Cancer cells are often imagined as rogue agents growing uncontrollably. But in reality, many cancers survive and spread as groups. In ovarian cancer in particular, cells frequently cluster together and float in the fluid-filled peritoneal cavity within the abdomen. These clusters are harder to kill and are more efficient at spreading to new sites in the body. How these cellular collectives hold together, fall apart, and reorganise remains poorly understood.
A study at NCBS set out to understand how the chemical environment surrounding cancer cells influences the way they organise themselves. Using ovarian cancer cells grown in suspension, the research team followed how individual cells assemble into multicellular structures and how these structures respond to changes in their surroundings.
When grown in liquid, the cancer cells first came together as dense, irregular clumps. Over time, these clumps reorganised into smooth, hollow spheres with a fluid filled cavity at the centre. These hollow structures were not static. Instead, they repeatedly collapsed and expanded over several hours. “By closely tracking these changes using live imaging, we found that the shape shifts were driven by fluid moving in and out of the cavity,” says Sreepadmanabh, the lead author of the study. “These shape changes were closely linked to how strongly cells were connected to each other,” he added.
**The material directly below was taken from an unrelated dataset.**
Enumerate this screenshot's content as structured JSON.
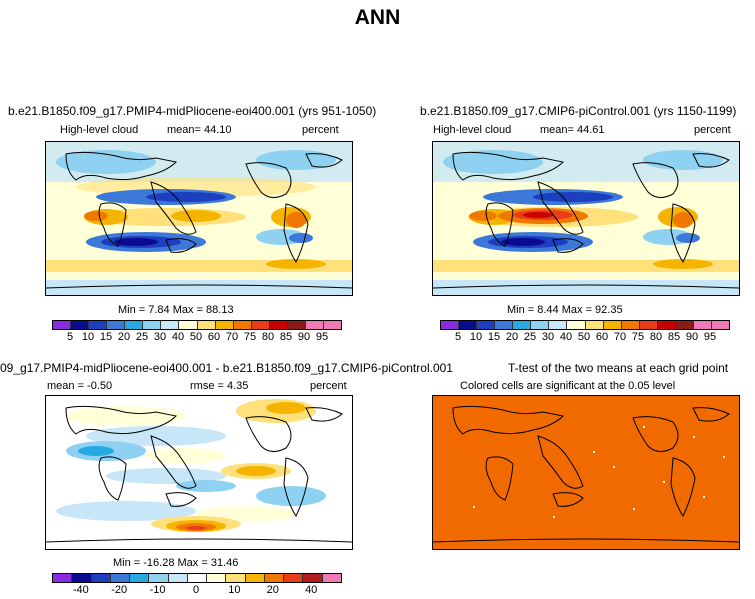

Cell - cell connections depend heavily on calcium, a chemical signal that stabilises junctions between neighbouring cells. When calcium levels were reduced, these connections weakened, causing the hollow structures to lose their shape and sometimes fall apart completely. When calcium was restored, the cells were able to reorganise and rebuild fully formed hollow structures, even after being dispersed into single cells.
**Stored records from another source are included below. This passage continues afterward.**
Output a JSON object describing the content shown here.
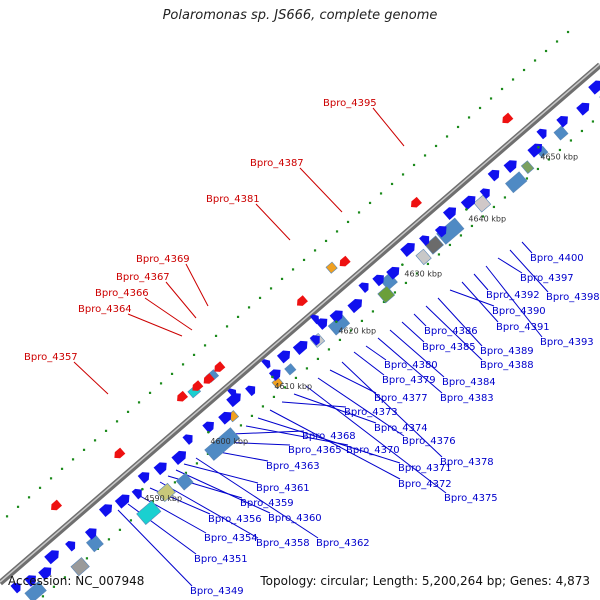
{
  "title": "Polaromonas sp. JS666, complete genome",
  "accession": "Accession: NC_007948",
  "summary": "Topology: circular; Length: 5,200,264 bp; Genes: 4,873",
  "colors": {
    "backbone": "#8a8a8a",
    "forward_gene": "#1010ee",
    "red_feature": "#ee1111",
    "green_dots": "#1b8a1b",
    "red_label": "#cc0000",
    "blue_label": "#0000cc"
  },
  "scale_ticks": [
    "4590 kbp",
    "4600 kbp",
    "4610 kbp",
    "4620 kbp",
    "4630 kbp",
    "4640 kbp",
    "4650 kbp"
  ],
  "red_labels": [
    "Bpro_4357",
    "Bpro_4364",
    "Bpro_4366",
    "Bpro_4367",
    "Bpro_4369",
    "Bpro_4381",
    "Bpro_4387",
    "Bpro_4395"
  ],
  "blue_labels": [
    "Bpro_4349",
    "Bpro_4351",
    "Bpro_4354",
    "Bpro_4356",
    "Bpro_4358",
    "Bpro_4359",
    "Bpro_4360",
    "Bpro_4361",
    "Bpro_4362",
    "Bpro_4363",
    "Bpro_4365",
    "Bpro_4368",
    "Bpro_4370",
    "Bpro_4371",
    "Bpro_4372",
    "Bpro_4373",
    "Bpro_4374",
    "Bpro_4375",
    "Bpro_4376",
    "Bpro_4377",
    "Bpro_4378",
    "Bpro_4379",
    "Bpro_4380",
    "Bpro_4383",
    "Bpro_4384",
    "Bpro_4385",
    "Bpro_4386",
    "Bpro_4388",
    "Bpro_4389",
    "Bpro_4390",
    "Bpro_4391",
    "Bpro_4392",
    "Bpro_4393",
    "Bpro_4397",
    "Bpro_4398",
    "Bpro_4400"
  ]
}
However, this recovery had its limits. Strong or prolonged calcium disruption erased the cells’ ability to reorganise. This showed that calcium does more than simply hold cells together. It also sets the internal state of individual cells, determining whether they can participate in rebuilding complex multicellular forms.
The research team then turned to another key feature of the cancer environment: pH. In ovarian cancer, the fluid surrounding tumour cells can become more acidic as the disease progresses. When the team altered the acidity of the environment, they observed a very different effect. Acidic conditions stabilised the hollow structures, preventing their repeated collapse and recovery. Alkaline conditions, on the other hand, caused the hollow structures to reversibly shift back into dense clumps.
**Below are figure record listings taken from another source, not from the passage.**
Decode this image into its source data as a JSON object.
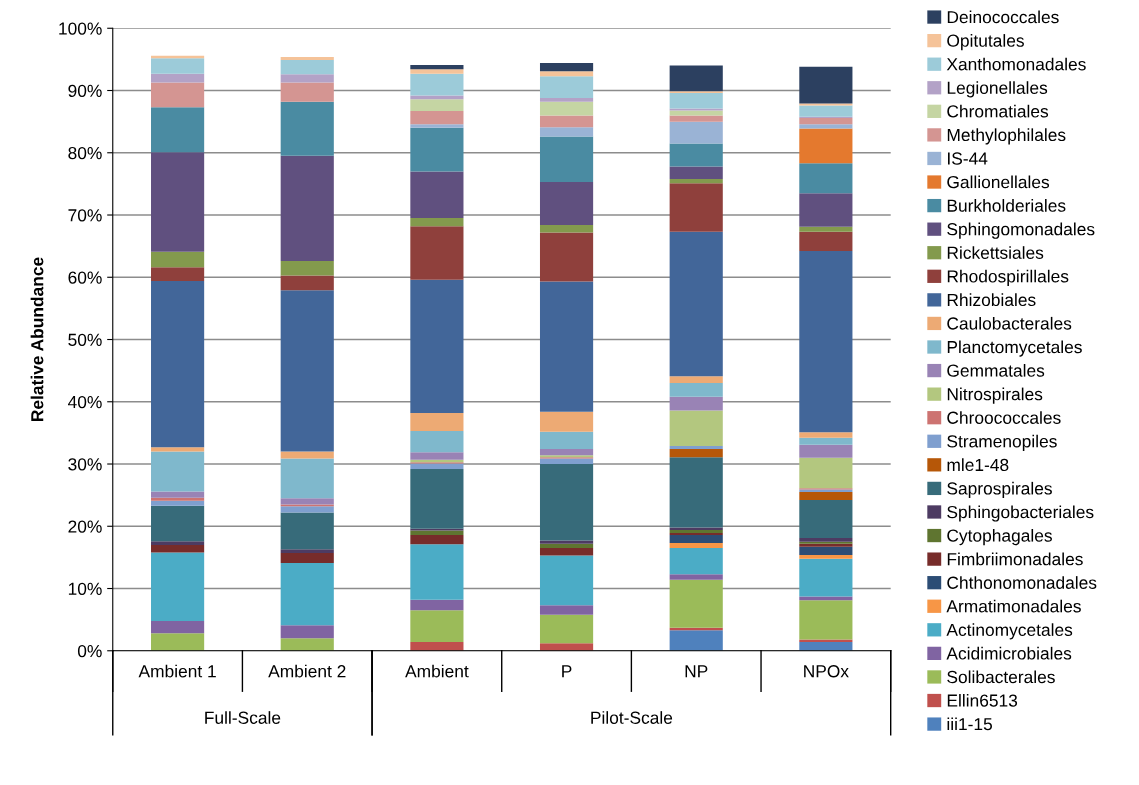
{
  "chart_data": {
    "type": "bar",
    "stacked": true,
    "ylabel": "Relative Abundance",
    "categories": [
      "Ambient 1",
      "Ambient 2",
      "Ambient",
      "P",
      "NP",
      "NPOx"
    ],
    "annotations": [
      "Full-Scale",
      "Pilot-Scale"
    ],
    "ylim": [
      0,
      100
    ],
    "yticks": [
      {
        "value": 0,
        "label": "0%"
      },
      {
        "value": 10,
        "label": "10%"
      },
      {
        "value": 20,
        "label": "20%"
      },
      {
        "value": 30,
        "label": "30%"
      },
      {
        "value": 40,
        "label": "40%"
      },
      {
        "value": 50,
        "label": "50%"
      },
      {
        "value": 60,
        "label": "60%"
      },
      {
        "value": 70,
        "label": "70%"
      },
      {
        "value": 80,
        "label": "80%"
      },
      {
        "value": 90,
        "label": "90%"
      },
      {
        "value": 100,
        "label": "100%"
      }
    ],
    "grid": "y",
    "legend": "right",
    "series": [
      {
        "name": "iii1-15",
        "color": "#4f81bd",
        "values": [
          0,
          0,
          0,
          0,
          3.3,
          1.4
        ]
      },
      {
        "name": "Ellin6513",
        "color": "#c0504d",
        "values": [
          0,
          0,
          1.4,
          1.2,
          0.4,
          0.4
        ]
      },
      {
        "name": "Solibacterales",
        "color": "#9bbb59",
        "values": [
          2.8,
          2.0,
          5.1,
          4.6,
          7.7,
          6.3
        ]
      },
      {
        "name": "Acidimicrobiales",
        "color": "#8064a2",
        "values": [
          2.0,
          2.1,
          1.7,
          1.5,
          0.9,
          0.6
        ]
      },
      {
        "name": "Actinomycetales",
        "color": "#4bacc6",
        "values": [
          11.0,
          10.0,
          8.9,
          8.0,
          4.2,
          6.1
        ]
      },
      {
        "name": "Armatimonadales",
        "color": "#f79646",
        "values": [
          0,
          0,
          0,
          0,
          0.8,
          0.6
        ]
      },
      {
        "name": "Chthonomonadales",
        "color": "#2c4d75",
        "values": [
          0,
          0,
          0,
          0,
          1.3,
          1.3
        ]
      },
      {
        "name": "Fimbriimonadales",
        "color": "#772c2a",
        "values": [
          1.2,
          1.6,
          1.5,
          1.2,
          0.3,
          0.5
        ]
      },
      {
        "name": "Cytophagales",
        "color": "#5f7530",
        "values": [
          0,
          0,
          0.7,
          0.7,
          0.5,
          0.3
        ]
      },
      {
        "name": "Sphingobacteriales",
        "color": "#4d3b62",
        "values": [
          0.6,
          0.6,
          0.3,
          0.5,
          0.4,
          0.6
        ]
      },
      {
        "name": "Saprospirales",
        "color": "#376b7a",
        "values": [
          5.7,
          5.9,
          9.6,
          12.3,
          11.3,
          6.1
        ]
      },
      {
        "name": "mle1-48",
        "color": "#b65708",
        "values": [
          0,
          0,
          0,
          0,
          1.3,
          1.3
        ]
      },
      {
        "name": "Stramenopiles",
        "color": "#7f9fcf",
        "values": [
          0.8,
          1.0,
          0.9,
          0.9,
          0.5,
          0.4
        ]
      },
      {
        "name": "Chroococcales",
        "color": "#cd7371",
        "values": [
          0.5,
          0.3,
          0.2,
          0.2,
          0,
          0.2
        ]
      },
      {
        "name": "Nitrospirales",
        "color": "#b3c77f",
        "values": [
          0,
          0,
          0.4,
          0.3,
          5.7,
          4.9
        ]
      },
      {
        "name": "Gemmatales",
        "color": "#9983b5",
        "values": [
          1.0,
          1.0,
          1.2,
          1.0,
          2.2,
          2.1
        ]
      },
      {
        "name": "Planctomycetales",
        "color": "#7fb8cc",
        "values": [
          6.4,
          6.4,
          3.4,
          2.8,
          2.2,
          1.1
        ]
      },
      {
        "name": "Caulobacterales",
        "color": "#edaa74",
        "values": [
          0.7,
          1.1,
          2.9,
          3.2,
          1.1,
          0.9
        ]
      },
      {
        "name": "Rhizobiales",
        "color": "#426699",
        "values": [
          26.7,
          25.9,
          21.4,
          20.9,
          23.2,
          29.1
        ]
      },
      {
        "name": "Rhodospirillales",
        "color": "#8f403c",
        "values": [
          2.2,
          2.4,
          8.6,
          7.9,
          7.8,
          3.1
        ]
      },
      {
        "name": "Rickettsiales",
        "color": "#839a4d",
        "values": [
          2.5,
          2.3,
          1.3,
          1.2,
          0.7,
          0.8
        ]
      },
      {
        "name": "Sphingomonadales",
        "color": "#60507f",
        "values": [
          16.0,
          16.9,
          7.5,
          6.9,
          2.0,
          5.4
        ]
      },
      {
        "name": "Burkholderiales",
        "color": "#4a8ba2",
        "values": [
          7.2,
          8.7,
          7.0,
          7.3,
          3.7,
          4.8
        ]
      },
      {
        "name": "Gallionellales",
        "color": "#e4792e",
        "values": [
          0,
          0,
          0,
          0,
          0,
          5.6
        ]
      },
      {
        "name": "IS-44",
        "color": "#9ab3d5",
        "values": [
          0,
          0,
          0.6,
          1.5,
          3.5,
          0.7
        ]
      },
      {
        "name": "Methylophilales",
        "color": "#d49592",
        "values": [
          4.0,
          3.1,
          2.1,
          1.9,
          1.0,
          1.0
        ]
      },
      {
        "name": "Chromatiales",
        "color": "#c5d5a3",
        "values": [
          0,
          0,
          1.9,
          2.2,
          0.8,
          0
        ]
      },
      {
        "name": "Legionellales",
        "color": "#b3a2c7",
        "values": [
          1.4,
          1.3,
          0.6,
          0.6,
          0.3,
          0.2
        ]
      },
      {
        "name": "Xanthomonadales",
        "color": "#9ccbd9",
        "values": [
          2.5,
          2.3,
          3.5,
          3.5,
          2.5,
          1.8
        ]
      },
      {
        "name": "Opitutales",
        "color": "#f5c399",
        "values": [
          0.4,
          0.5,
          0.7,
          0.8,
          0.3,
          0.3
        ]
      },
      {
        "name": "Deinococcales",
        "color": "#2c4060",
        "values": [
          0,
          0,
          0.7,
          1.3,
          4.1,
          5.9
        ]
      }
    ]
  }
}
Unlike calcium, changes in pH did not reset the internal state of individual cells. Instead, pH controlled how the group behaved as a collective. “What this tells us is that different chemical cues are doing very different jobs,” says Sreepadmanabh. “Some act at the level of single cells, while others control the behaviour of the group as a whole.”
Together, these findings show that simple chemical signals can independently regulate different layers of organisation in cancer. Calcium determines whether individual cells are primed to rebuild complex structures, while pH controls the stability and behaviour of the multicellular cluster. This flexibility may help explain why ovarian cancer cell clusters are so resilient in the body.
“Our study highlights how cancer's spread is not only controlled by genetic changes but also by the chemical makeup of its environment. With just two knobs – calcium and pH – we can tune the form and fate of entire cell collectives” explains Dr Tapomoy Bhattacharjee, the principal investigator of the study.